The Queensland Government announced on Friday that waste protections in Ipswich that were due to expire in the next week have been extended for a further two years.
These measures will maintain the State Government’s temporary local planning instrument (TLPI) that covers the Swanbank/New Chum areas, and Ipswich City Council’s TLPI for the Ebenezer/Willowbank/Jeebropilly areas.
Ms Harding said the new council will be keen to consult with the public about waste management issues and to receive community feedback.
“The TLPIs provide the council and the community with a safety net when attempting to ensure a safe and healthy environment for residents and ratepayers, so this is a positive step,” she said.
“Once we’re formally declared and sworn in, I look forward to discussing a positive waste management plan under advice from people around me who have a high level of expertise. I’ll then be discussing this advice with new members of council.”
Member elect for Bundamba Lance McCallum said the TLPIs will provide more certainty to the Ipswich community.
“The existing TLPIs are effective, so it’s vital we continue to regulate what can and cannot occur in these areas,” Mr McCallum said.
“I know how important the issue of waste management is to our community, which is why I got straight onto the Planning Minister this week to ensure existing protections were extended.
“The TLPIs continue the introduction of the 750-metre buffer zone from existing, approved or planned residential areas.
“They also ensure elements of council’s current planning scheme relating to waste activities in these areas remain suspended while council finalise a new planning scheme.”
Minister for Planning Cameron Dick said the TLPIs will give the Ipswich community and the development industry certainty when it comes to waste in Ipswich.
“The Queensland Government will work closely with the new Ipswich City Council to have the provisions incorporated into its updated planning scheme,” Mr Dick said.
“This will give permanent effect to the waste protections we’ve put in place.”
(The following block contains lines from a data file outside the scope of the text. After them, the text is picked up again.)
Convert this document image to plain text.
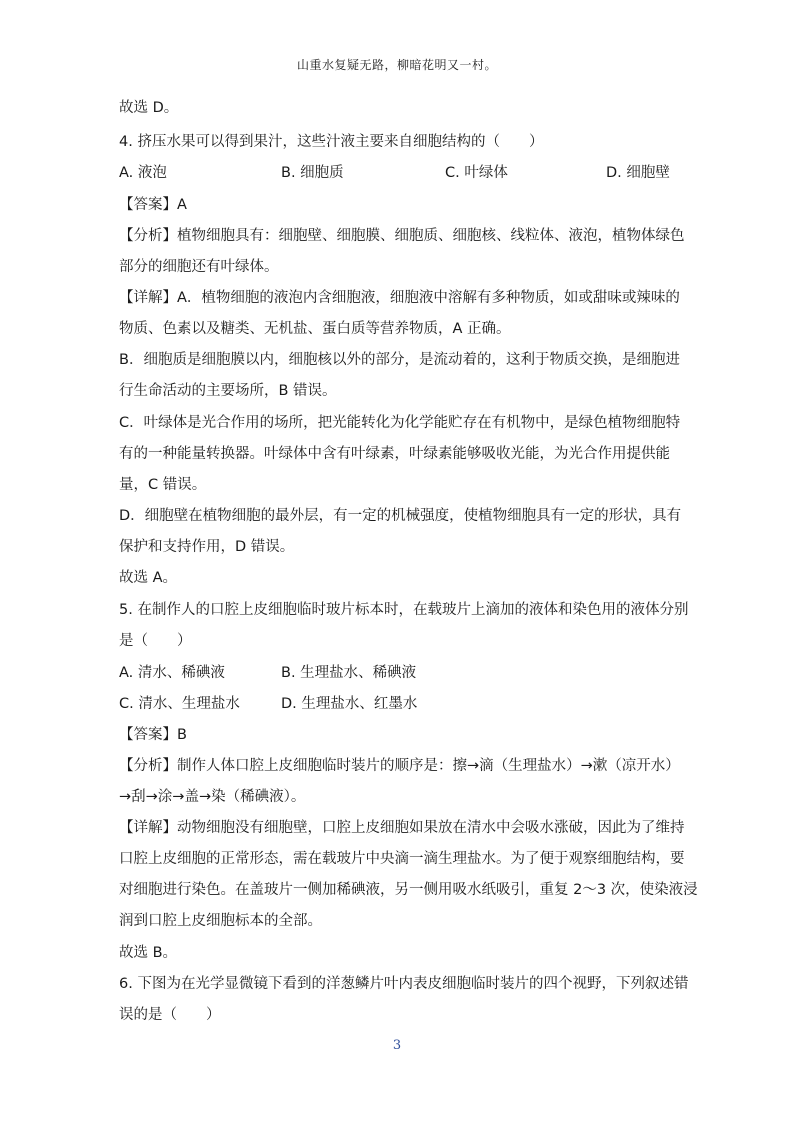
山重水复疑无路，柳暗花明又一村。
故选 D。
4. 挤压水果可以得到果汁，这些汁液主要来自细胞结构的（　　）
A. 液泡	B. 细胞质	C. 叶绿体	D. 细胞壁
【答案】A
【分析】植物细胞具有：细胞壁、细胞膜、细胞质、细胞核、线粒体、液泡，植物体绿色
部分的细胞还有叶绿体。
【详解】A．植物细胞的液泡内含细胞液，细胞液中溶解有多种物质，如或甜味或辣味的
物质、色素以及糖类、无机盐、蛋白质等营养物质，A 正确。
B．细胞质是细胞膜以内，细胞核以外的部分，是流动着的，这利于物质交换，是细胞进
行生命活动的主要场所，B 错误。
C．叶绿体是光合作用的场所，把光能转化为化学能贮存在有机物中，是绿色植物细胞特
有的一种能量转换器。叶绿体中含有叶绿素，叶绿素能够吸收光能，为光合作用提供能
量，C 错误。
D．细胞壁在植物细胞的最外层，有一定的机械强度，使植物细胞具有一定的形状，具有
保护和支持作用，D 错误。
故选 A。
5. 在制作人的口腔上皮细胞临时玻片标本时，在载玻片上滴加的液体和染色用的液体分别
是（　　）
A. 清水、稀碘液	B. 生理盐水、稀碘液
C. 清水、生理盐水	D. 生理盐水、红墨水
【答案】B
【分析】制作人体口腔上皮细胞临时装片的顺序是：擦→滴（生理盐水）→漱（凉开水）
→刮→涂→盖→染（稀碘液）。
【详解】动物细胞没有细胞壁，口腔上皮细胞如果放在清水中会吸水涨破，因此为了维持
口腔上皮细胞的正常形态，需在载玻片中央滴一滴生理盐水。为了便于观察细胞结构，要
对细胞进行染色。在盖玻片一侧加稀碘液，另一侧用吸水纸吸引，重复 2～3 次，使染液浸
润到口腔上皮细胞标本的全部。
故选 B。
6. 下图为在光学显微镜下看到的洋葱鳞片叶内表皮细胞临时装片的四个视野，下列叙述错
误的是（　　）
3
The TLPIs will be in place for up to two years, during which time council is expected to have a new planning scheme in place to incorporate the provisions of the TLPIs.
At the last full council meeting on 24 March before the return of elected representation, interim administrator Steve Greenwood passed a two-year extension on TLPI 2, which was set to expire next month.
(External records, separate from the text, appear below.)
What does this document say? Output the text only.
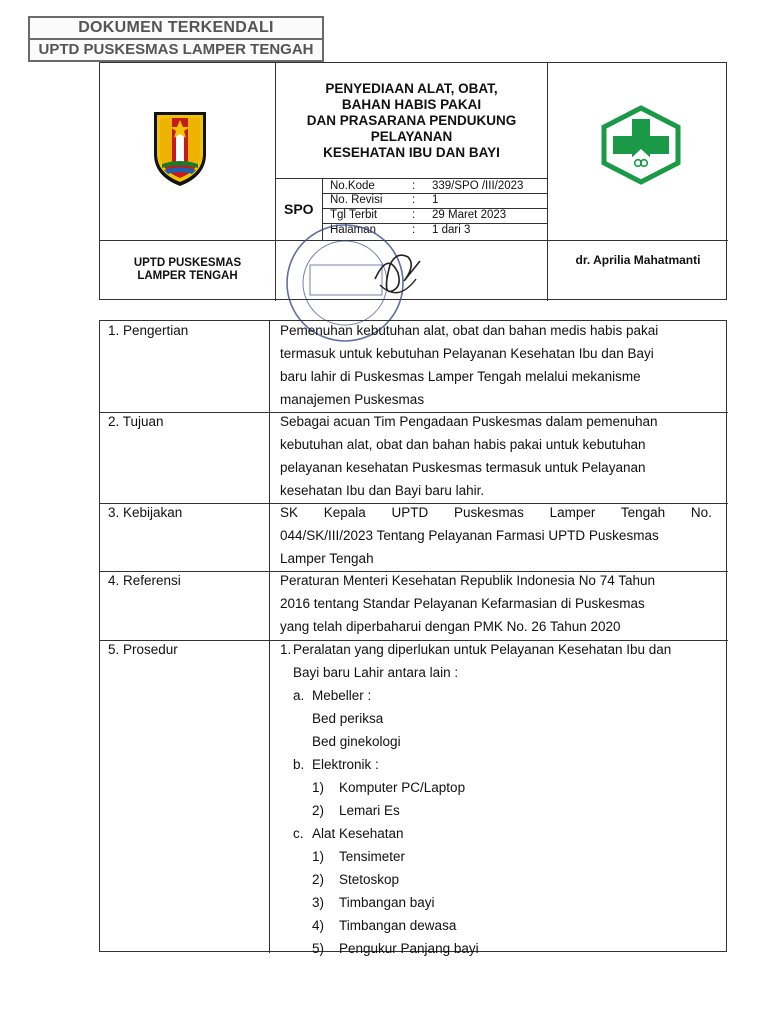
DOKUMEN TERKENDALI
UPTD PUSKESMAS LAMPER TENGAH
PENYEDIAAN ALAT, OBAT,
BAHAN HABIS PAKAI
DAN PRASARANA PENDUKUNG
PELAYANAN
KESEHATAN IBU DAN BAYI
SPO
No.Kode	: 339/SPO /III/2023
No. Revisi	: 1
Tgl Terbit	: 29 Maret 2023
Halaman	: 1 dari 3
UPTD PUSKESMAS
LAMPER TENGAH
dr. Aprilia Mahatmanti
1. Pengertian	Pemenuhan kebutuhan alat, obat dan bahan medis habis pakai
termasuk untuk kebutuhan Pelayanan Kesehatan Ibu dan Bayi
baru lahir di Puskesmas Lamper Tengah melalui mekanisme
manajemen Puskesmas
2. Tujuan	Sebagai acuan Tim Pengadaan Puskesmas dalam pemenuhan
kebutuhan alat, obat dan bahan habis pakai untuk kebutuhan
pelayanan kesehatan Puskesmas termasuk untuk Pelayanan
kesehatan Ibu dan Bayi baru lahir.
3. Kebijakan	SK Kepala UPTD Puskesmas Lamper Tengah No.
044/SK/III/2023 Tentang Pelayanan Farmasi UPTD Puskesmas
Lamper Tengah
4. Referensi	Peraturan Menteri Kesehatan Republik Indonesia No 74 Tahun
2016 tentang Standar Pelayanan Kefarmasian di Puskesmas
yang telah diperbaharui dengan PMK No. 26 Tahun 2020
5. Prosedur	1. Peralatan yang diperlukan untuk Pelayanan Kesehatan Ibu dan
Bayi baru Lahir antara lain :
a. Mebeller :
Bed periksa
Bed ginekologi
b. Elektronik :
1) Komputer PC/Laptop
2) Lemari Es
c. Alat Kesehatan
1) Tensimeter
2) Stetoskop
3) Timbangan bayi
4) Timbangan dewasa
5) Pengukur Panjang bayi
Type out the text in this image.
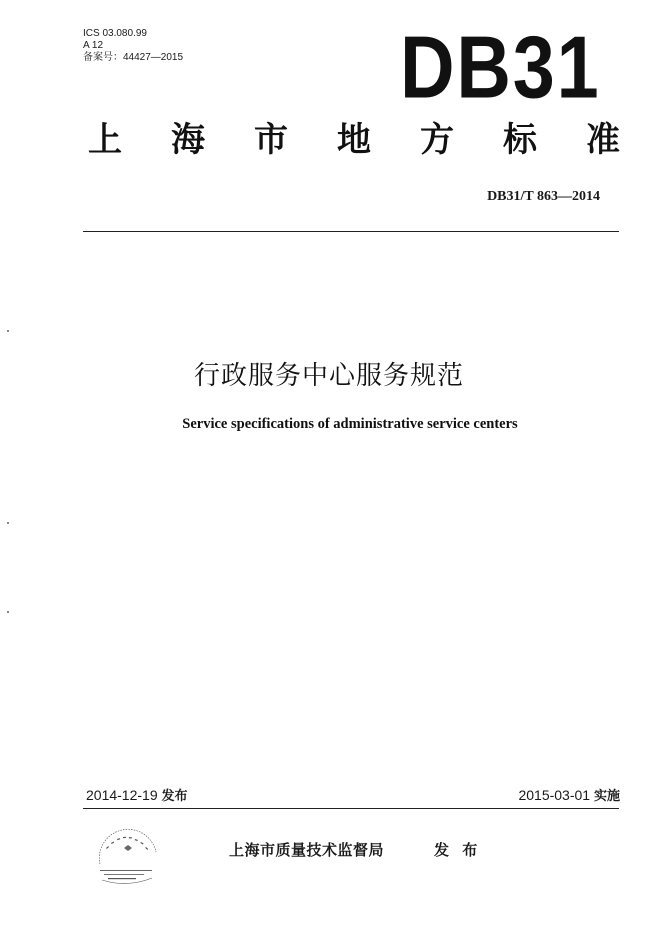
ICS 03.080.99
A 12
备案号：44427—2015	DB31
上 海 市 地 方 标 准
DB31/T 863—2014
行政服务中心服务规范
Service specifications of administrative service centers
2014-12-19 发布	2015-03-01 实施
上海市质量技术监督局	发 布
General Manager of Planning and Regulatory Services Peter Tabulo said the minister had recently moved to formalise the extension of the government’s TLPI 1 and council’s TLPI 2 because of council being in caretaker mode ahead of the local government elections.
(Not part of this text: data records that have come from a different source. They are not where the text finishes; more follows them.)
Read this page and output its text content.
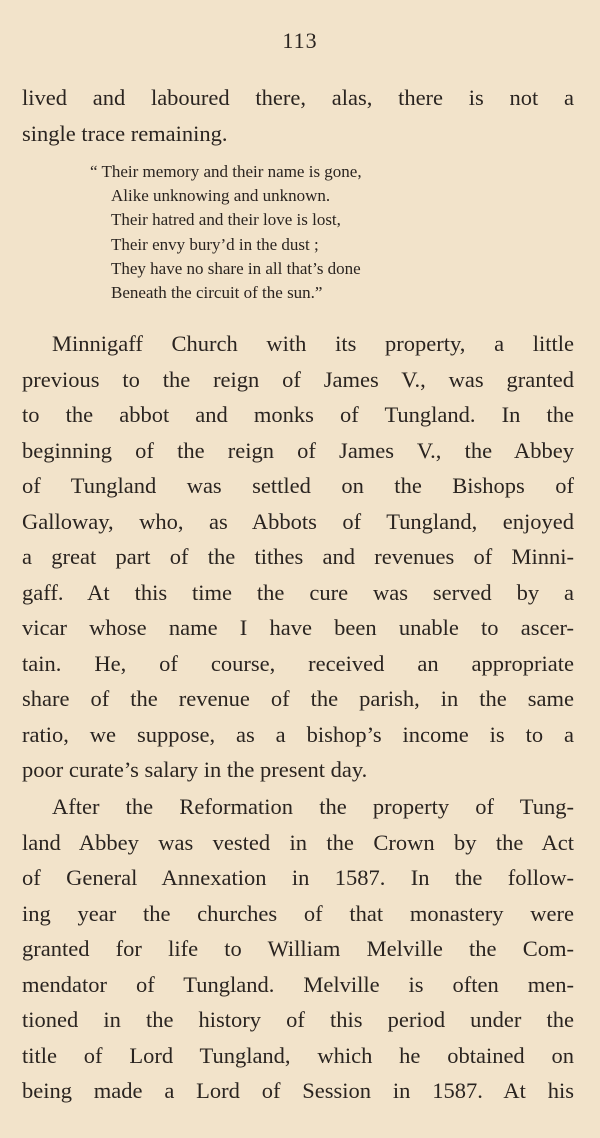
113
lived and laboured there, alas, there is not a
single trace remaining.
“ Their memory and their name is gone,
Alike unknowing and unknown.
Their hatred and their love is lost,
Their envy bury’d in the dust ;
They have no share in all that’s done
Beneath the circuit of the sun.”
Minnigaff Church with its property, a little
previous to the reign of James V., was granted
to the abbot and monks of Tungland. In the
beginning of the reign of James V., the Abbey
of Tungland was settled on the Bishops of
Galloway, who, as Abbots of Tungland, enjoyed
a great part of the tithes and revenues of Minni-
gaff. At this time the cure was served by a
vicar whose name I have been unable to ascer-
tain. He, of course, received an appropriate
share of the revenue of the parish, in the same
ratio, we suppose, as a bishop’s income is to a
poor curate’s salary in the present day.
After the Reformation the property of Tung-
land Abbey was vested in the Crown by the Act
of General Annexation in 1587. In the follow-
ing year the churches of that monastery were
granted for life to William Melville the Com-
mendator of Tungland. Melville is often men-
tioned in the history of this period under the
title of Lord Tungland, which he obtained on
being made a Lord of Session in 1587. At his
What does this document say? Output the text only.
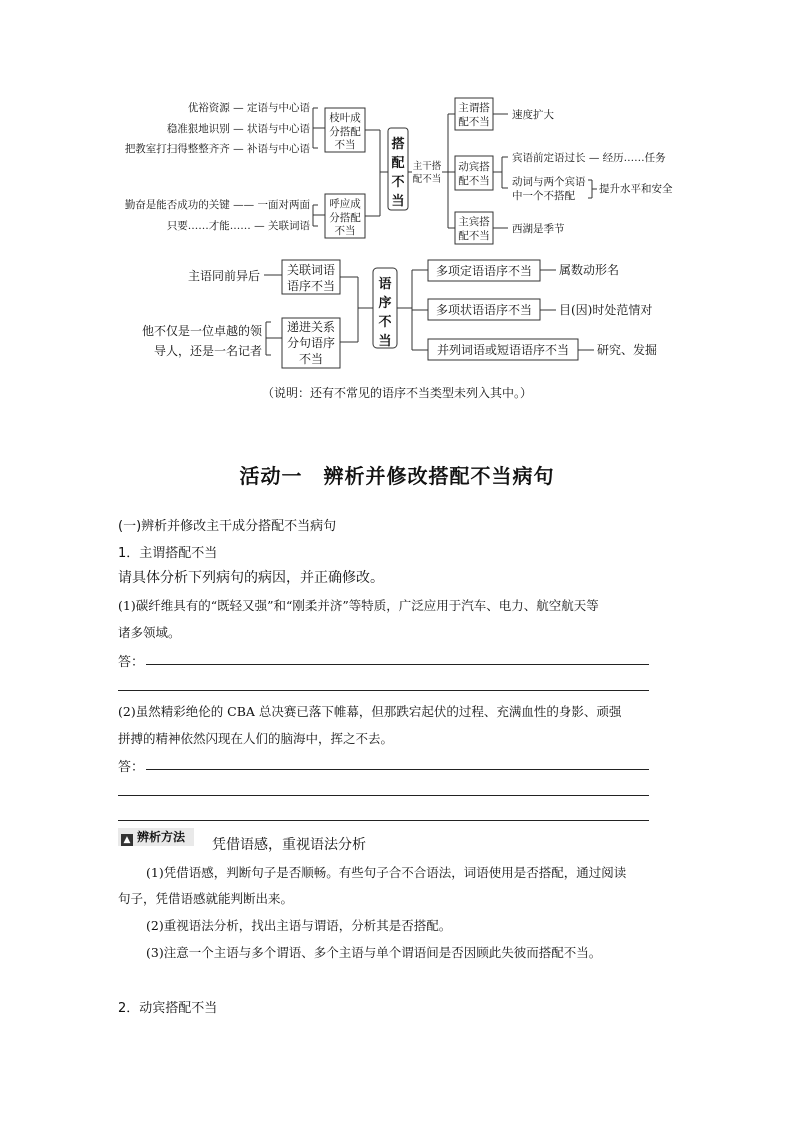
优裕资源 — 定语与中心语
稳准狠地识别 — 状语与中心语
把教室打扫得整整齐齐 — 补语与中心语
勤奋是能否成功的关键 —— 一面对两面
只要……才能…… — 关联词语
枝叶成
分搭配
不当
呼应成
分搭配
不当
搭
配
不
当
主干搭
配不当
主谓搭
配不当
动宾搭
配不当
主宾搭
配不当
速度扩大
宾语前定语过长 — 经历……任务
动词与两个宾语
中一个不搭配
提升水平和安全
西湖是季节
主语同前异后
他不仅是一位卓越的领
导人，还是一名记者
关联词语
语序不当
递进关系
分句语序
不当
语
序
不
当
多项定语语序不当
多项状语语序不当
并列词语或短语语序不当
属数动形名
目(因)时处范情对
研究、发掘
（说明：还有不常见的语序不当类型未列入其中。）
活动一　辨析并修改搭配不当病句
(一)辨析并修改主干成分搭配不当病句
1．主谓搭配不当
请具体分析下列病句的病因，并正确修改。
(1)碳纤维具有的“既轻又强”和“刚柔并济”等特质，广泛应用于汽车、电力、航空航天等
诸多领域。
答：
(2)虽然精彩绝伦的 CBA 总决赛已落下帷幕，但那跌宕起伏的过程、充满血性的身影、顽强
拼搏的精神依然闪现在人们的脑海中，挥之不去。
答：
▲ 辨析方法	凭借语感，重视语法分析
(1)凭借语感，判断句子是否顺畅。有些句子合不合语法，词语使用是否搭配，通过阅读
句子，凭借语感就能判断出来。
(2)重视语法分析，找出主语与谓语，分析其是否搭配。
(3)注意一个主语与多个谓语、多个主语与单个谓语间是否因顾此失彼而搭配不当。
2．动宾搭配不当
TLPI 2 regulates waste activity uses in the Ebenezer/Willowbank/Jeebropilly area.
Both 1 and 2 ensure that the regionally significant economic area of Swanbank/New Chum and Ebenezer/Willowbank/Jeebropilly are appropriately regulated to protect existing, approved or planned residential and other sensitive receiving land uses from adverse impacts associated with waste activity uses.
“The content of both TlPIs is the same, there is no changing of any details in any way. This is just procedural … to ensure the continuation of the current regulatory framework during the caretaker period for local government elections and into the initial period of the new council administration,” Mr Tabulo said.